The first was a list of energy and resource projects which, if unquestioned, would seem to show an ongoing boom in coal projects. That is a claim which instantly raised eyebrows because it was published on the same day Xstrata said the $6 billion Wandoan project was in doubt.
The second was a claim from government Climate Commissioner Tim Flannery that the Australian economy could be powered “almost entirely by renewable energy” in the coming decades.
That is an interesting statement as it might be interpreted as a forecast that the economy will be a lot smaller in the coming decades.
On the first matter, the updated list of resource projects, it could have been seen as a positive for Australia, but only if it was believable.
In total, according to the latest Resources and Energy Major Projects list from the Bureau of Resources and Energy Economics (BREE) there is a record $268.4 billion in committed projects and another $291.9 billion in the feasibility stage.
What catches the eye is the $75.7 billion value assigned to 63 coal projects said to be in the feasibility stage, a list second only to the gas projects list ($104 billion in 11 projects). The inference there is that many of these will actually proceed in Australia’s high-tax, high-cost, anti-fossil fuel environment.

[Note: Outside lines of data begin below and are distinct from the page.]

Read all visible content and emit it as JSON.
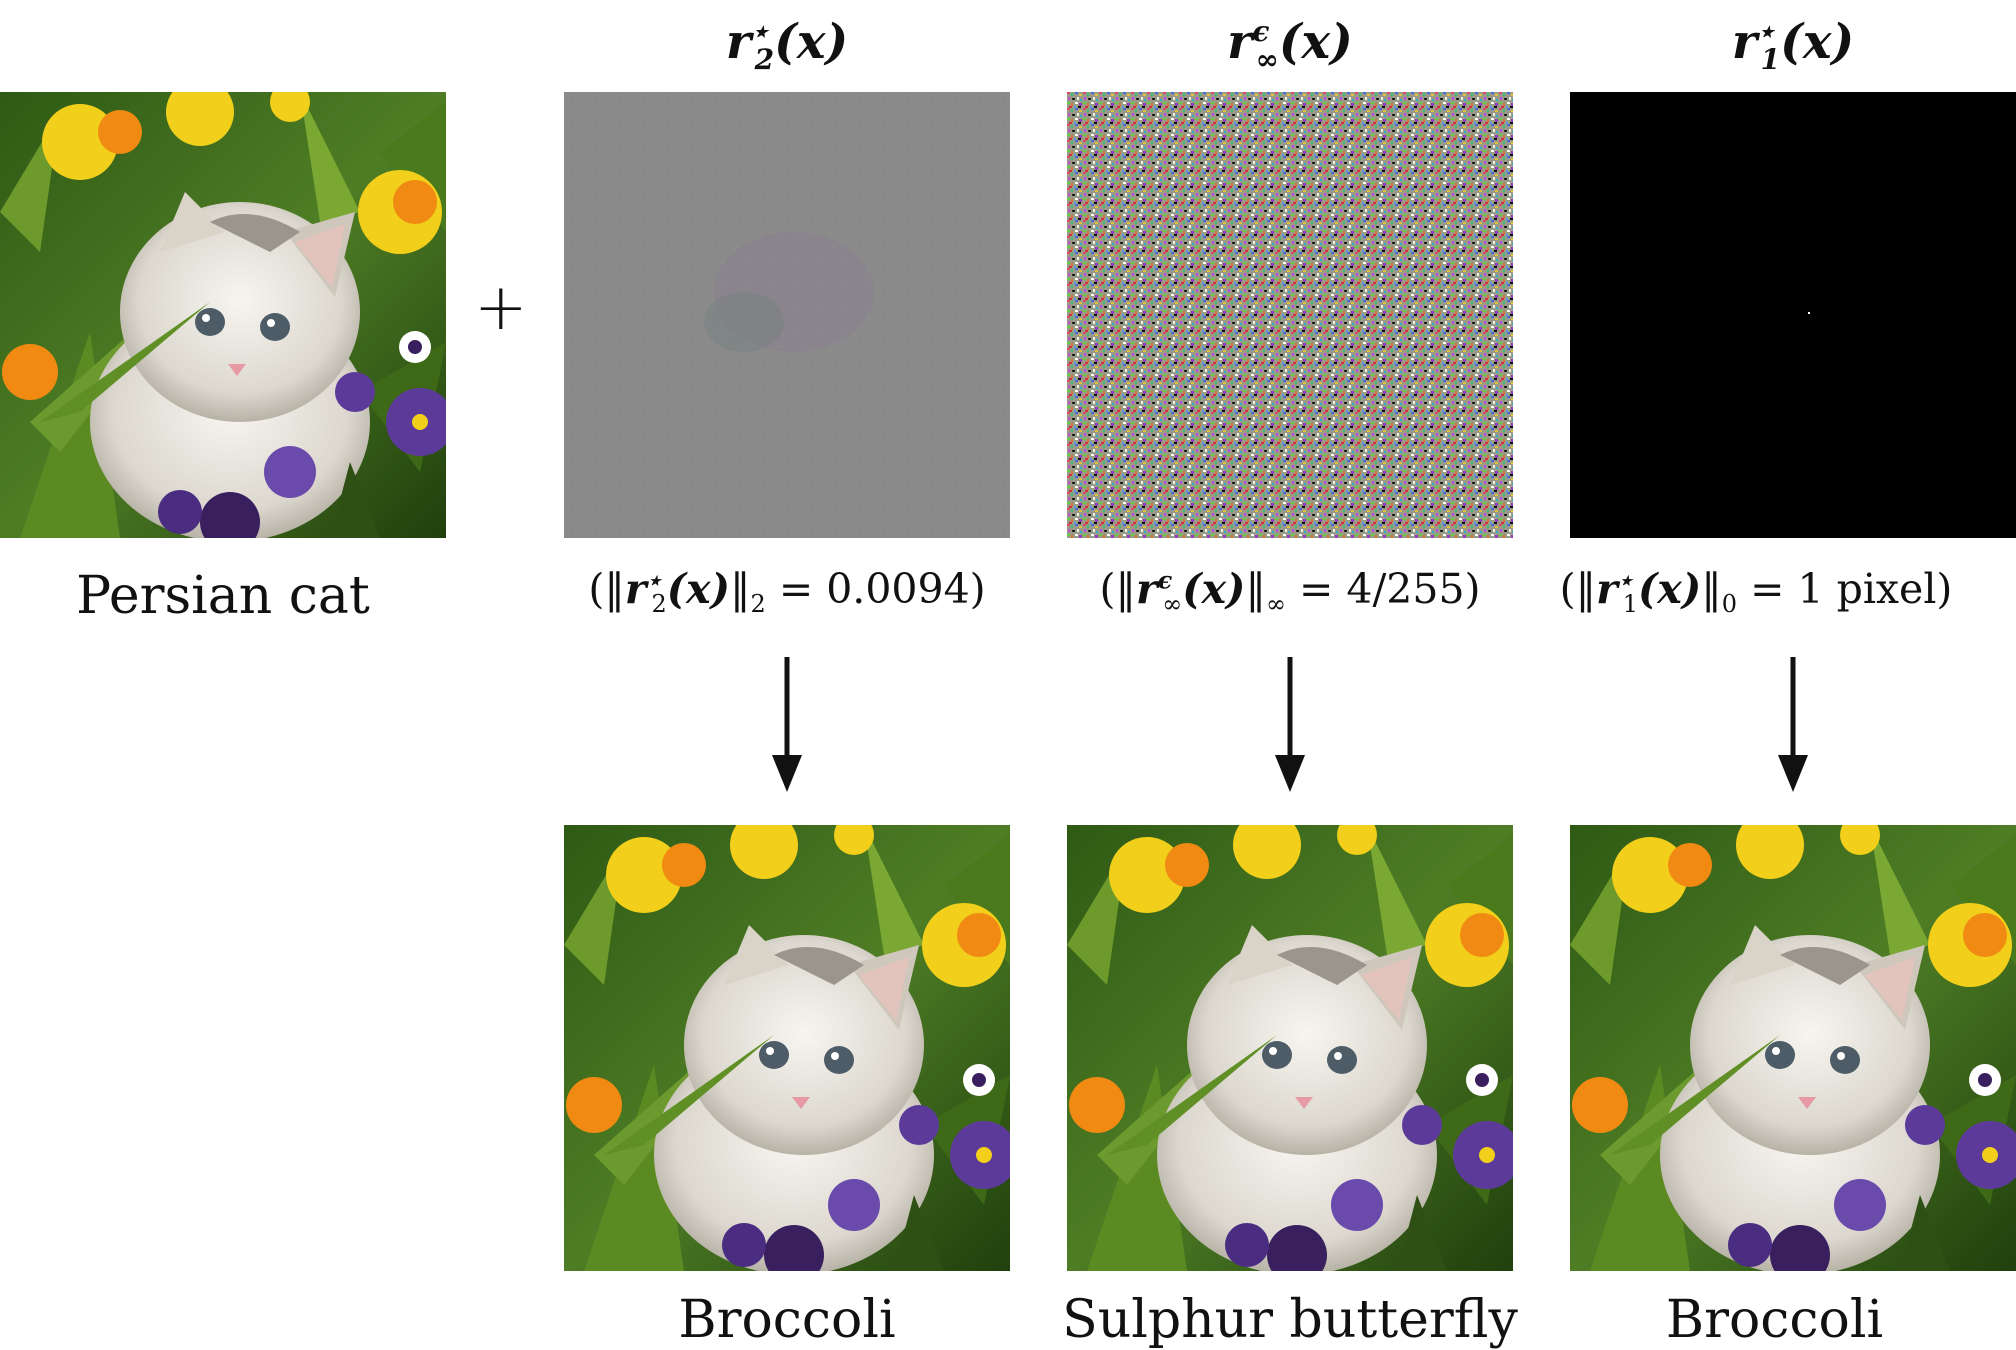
{
  "figure": {
    "original": {
      "label": "Persian cat"
    },
    "plus_symbol": "+",
    "columns": [
      {
        "title_base": "r",
        "title_sup": "⋆",
        "title_sub": "2",
        "title_arg": "(x)",
        "norm_text_pre": "(‖",
        "norm_var": "r",
        "norm_sup": "⋆",
        "norm_sub": "2",
        "norm_arg": "(x)",
        "norm_close": "‖",
        "norm_close_sub": "2",
        "norm_value": " = 0.0094)",
        "result_label": "Broccoli"
      },
      {
        "title_base": "r",
        "title_sup": "ϵ",
        "title_sub": "∞",
        "title_arg": "(x)",
        "norm_text_pre": "(‖",
        "norm_var": "r",
        "norm_sup": "ϵ",
        "norm_sub": "∞",
        "norm_arg": "(x)",
        "norm_close": "‖",
        "norm_close_sub": "∞",
        "norm_value": " = 4/255)",
        "result_label": "Sulphur butterfly"
      },
      {
        "title_base": "r",
        "title_sup": "⋆",
        "title_sub": "1",
        "title_arg": "(x)",
        "norm_text_pre": "(‖",
        "norm_var": "r",
        "norm_sup": "⋆",
        "norm_sub": "1",
        "norm_arg": "(x)",
        "norm_close": "‖",
        "norm_close_sub": "0",
        "norm_value": " = 1 pixel)",
        "result_label": "Broccoli"
      }
    ]
  },
  "colors": {
    "background": "#ffffff",
    "gray_perturbation": "#8a8a8a",
    "black_perturbation": "#000000",
    "foliage": "#3f6a1f",
    "flower_yellow": "#f2cf1a",
    "flower_orange": "#f08a12",
    "pansy_purple": "#5b3a9a",
    "kitten_white": "#ece9e2"
  }
}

If it was not for someone else in a red suit chanting “Ho, ho, ho” as Christmas nears it would be The Hog doing a fine imitation of the famous “Ho, ho, ho” because the BREE list is straight from Santa’s big bag of wishful thinking.
The go-slow on Wandoan is an example of coal projects being whacked by government policies. The mothballing two days later of the Airly and Mannering mines by Centennial Coal is another example of how tough conditions are for coal mining, as if anyone in the industry needed reminding.
The second government trip to Santa’s fantasy land was the “all renewable energy” claim that came out in a report released last week confirming the rapid growth in the bureaucracy administering the government’s anti-carbon policies.
According to the latest count, there are four separate agencies running the carbon agenda. They are the Clean Energy Finance Corporation, the Climate Change Authority, the office of the Clean Energy Regulator, and the Australian Renewable Energy Agency.
Just how much this explosion in bureaucrats will cost taxpayers is a subject for another day. For now it is enough to consider what Flannery said and what came back as a powerful local reply, and an even more powerful reply from Europe.
Two days after Flannery’s famous “all renewables claim” the redoubtable climate sceptic and coal-industry champion Viv Forbes dashed off a brilliant follow-up letter which said, in part, that such an all-renewables achievement was “like me saying I could beat Roger Federer at tennis as long as he is forced to use a cricket bat instead of a tennis racquet”
“Any industry can be destroyed by taxing it to death while subsidising its competitors,” Forbes wrote, with the tax burdens of coal clearly in his mind.
“So the Flannery plan can be made to work as fast as he likes, but cheap reliable coal-fired electricity will not die alone. Consumers will suffer greatly, big industrial users will migrate, asset values will be destroyed and jobs will disappear.”
As if cued to pick up where Forbes finished, two of Europe’s largest industry groups chimed in with their concern about rising energy costs in the EU, and the threat of industry migrating to the US, where energy costs were falling, not rising.
Voestalpine chief executive Wolfgang Eder told London’s Financial Times newspaper that: “The growing gap between US and European energy costs was dangerous for all industries based in Europe because energy costs do not only influence energy intensive industries, but also the entire value chain.”
Siemens, the giant German industrial group, echoed the Austrian steelmaker’s complaint and a director of Dow Chemical said the availability of cheaper gas and oil in the US was a “game changer”
A policy document published by Orgalime and Ceemet, two Brussels-based industry groups that represent 200,000 companies in Europe, said the EU should “pay particular attention not to damage European manufacturing by unnecessarily driving up energy prices for little or no environmental benefit”
“The EU’s energy and climate change policies need to be realigned with economic reality,” the policy document said, which is very much the point being made by Forbes, and one that will come back to bite Australia very hard as it pushes energy costs up and drives manufacturing out of business.